Faithful reader Ginny writes, "I love fireflies. How can I encourage them to come to my yard? Are they harmful to my garden?" Let Grumpy shed light on the matter.
Like many of you, Grumpy grew up to the delight of chasing fireflies (we called them lightning bugs) on warm summer evenings. We'd catch a dozen or so, drop them into a clear glass jar, and walk around with a bioluminescent lantern lighting the way. Of course, we ALWAYS practiced catch-and-release -- what kind of monster would want to kill such a cool bug?
Hundreds of different species exist, so the kind of firefly in your yard may not be the same in mine. They don't flash for fun -- it's strictly business, in the same way that other "ladies of the evening" leave a light on behind them in their windows. Males fly around and flash to locate females of the same species. Females resting on foliage, twigs, or grass flash back. If the flashing patterns match, he flies down to find her and engage in joie de vivre. What can I say? It's a flash dance.
Fireflies do no harm to people or wildlife. If anything, they threaten each other. Females of some cannibalistic species have learned to mimic the flashing patterns of males of other species. She flashes a come-on, he flies to her and flashes, "How you doing?", and she eats him. So sneaky, so amoral, so typical of females. Adults of other species, however subsist on pollen and nectar from flowers and some don't eat at all.
So what are some things you can do to make your yard firefly-friendly this summer?
Create a lush, moist environment featuring a variety of leafy plants of different heights. Fireflies are nocturnal. During the day, they hide from predators in the foliage of grass, low shrubs, perennials, and ground covers. You won't find many fireflies in a Wal-Mart parking lot. You will, however, finds lots of cars with their doors tied on.
Mow your grass high. Like I said, fireflies often rest during the day in tall, moist grass. If you buzz it all off to the ground every week, you'll chop up the fireflies resting there. If you're a lawn hater and wildflower meadows are permitted where you live, plant one.
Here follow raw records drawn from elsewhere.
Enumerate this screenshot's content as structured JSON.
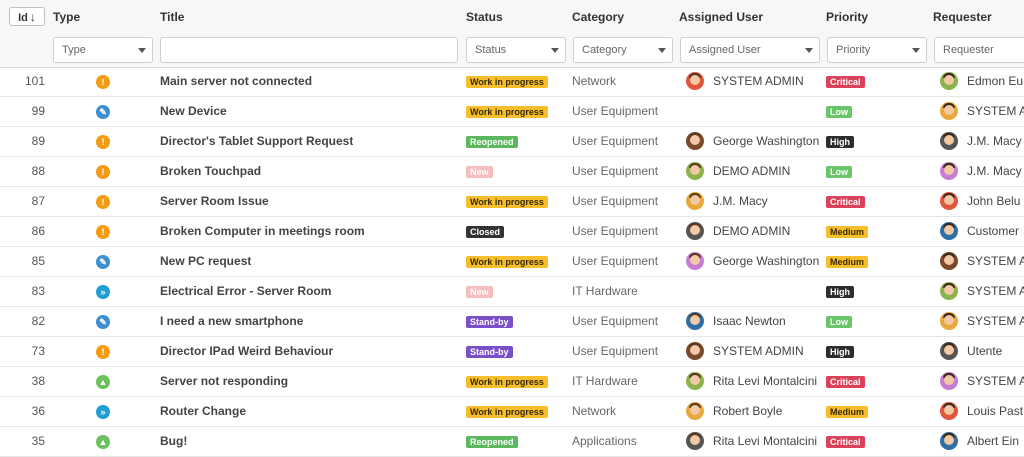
{
  "columns": {
    "id": "Id",
    "type": "Type",
    "title": "Title",
    "status": "Status",
    "category": "Category",
    "assigned": "Assigned User",
    "priority": "Priority",
    "requester": "Requester"
  },
  "filters": {
    "type": "Type",
    "title": "",
    "status": "Status",
    "category": "Category",
    "assigned": "Assigned User",
    "priority": "Priority",
    "requester": "Requester"
  },
  "colors": {
    "incident": "#f39c12",
    "request": "#3d8fd1",
    "change": "#1f9fd6",
    "problem": "#6cc05d"
  },
  "rows": [
    {
      "id": "101",
      "type": "incident-icon",
      "title": "Main server not connected",
      "status": "Work in progress",
      "category": "Network",
      "assigned": "SYSTEM ADMIN",
      "priority": "Critical",
      "requester": "Edmon Eu"
    },
    {
      "id": "99",
      "type": "request-icon",
      "title": "New Device",
      "status": "Work in progress",
      "category": "User Equipment",
      "assigned": "",
      "priority": "Low",
      "requester": "SYSTEM A"
    },
    {
      "id": "89",
      "type": "incident-icon",
      "title": "Director's Tablet Support Request",
      "status": "Reopened",
      "category": "User Equipment",
      "assigned": "George Washington",
      "priority": "High",
      "requester": "J.M. Macy"
    },
    {
      "id": "88",
      "type": "incident-icon",
      "title": "Broken Touchpad",
      "status": "New",
      "category": "User Equipment",
      "assigned": "DEMO ADMIN",
      "priority": "Low",
      "requester": "J.M. Macy"
    },
    {
      "id": "87",
      "type": "incident-icon",
      "title": "Server Room Issue",
      "status": "Work in progress",
      "category": "User Equipment",
      "assigned": "J.M. Macy",
      "priority": "Critical",
      "requester": "John Belu"
    },
    {
      "id": "86",
      "type": "incident-icon",
      "title": "Broken Computer in meetings room",
      "status": "Closed",
      "category": "User Equipment",
      "assigned": "DEMO ADMIN",
      "priority": "Medium",
      "requester": "Customer"
    },
    {
      "id": "85",
      "type": "request-icon",
      "title": "New PC request",
      "status": "Work in progress",
      "category": "User Equipment",
      "assigned": "George Washington",
      "priority": "Medium",
      "requester": "SYSTEM A"
    },
    {
      "id": "83",
      "type": "change-icon",
      "title": "Electrical Error - Server Room",
      "status": "New",
      "category": "IT Hardware",
      "assigned": "",
      "priority": "High",
      "requester": "SYSTEM A"
    },
    {
      "id": "82",
      "type": "request-icon",
      "title": "I need a new smartphone",
      "status": "Stand-by",
      "category": "User Equipment",
      "assigned": "Isaac Newton",
      "priority": "Low",
      "requester": "SYSTEM A"
    },
    {
      "id": "73",
      "type": "incident-icon",
      "title": "Director IPad Weird Behaviour",
      "status": "Stand-by",
      "category": "User Equipment",
      "assigned": "SYSTEM ADMIN",
      "priority": "High",
      "requester": "Utente"
    },
    {
      "id": "38",
      "type": "problem-icon",
      "title": "Server not responding",
      "status": "Work in progress",
      "category": "IT Hardware",
      "assigned": "Rita Levi Montalcini",
      "priority": "Critical",
      "requester": "SYSTEM A"
    },
    {
      "id": "36",
      "type": "change-icon",
      "title": "Router Change",
      "status": "Work in progress",
      "category": "Network",
      "assigned": "Robert Boyle",
      "priority": "Medium",
      "requester": "Louis Past"
    },
    {
      "id": "35",
      "type": "problem-icon",
      "title": "Bug!",
      "status": "Reopened",
      "category": "Applications",
      "assigned": "Rita Levi Montalcini",
      "priority": "Critical",
      "requester": "Albert Ein"
    }
  ]
}
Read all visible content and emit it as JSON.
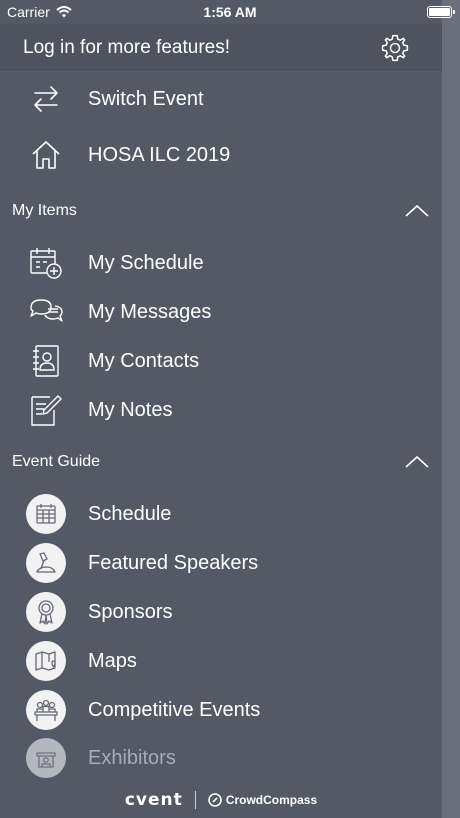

Grow flowers. Their pollen and nectar feed some species of fireflies.
Turn off your outdoor lights at night. Fireflies flash to locate and signal each other. Your megawatt security light interferes with this. It also makes your sleep-deprived neighbors hate you and want to key your car.
Ditch the insecticides. Long-lasting insecticides sprayed on foliage kill them. If you spray your yard for mosquitoes, you'll kill the fireflies too. Wear insect repellent instead.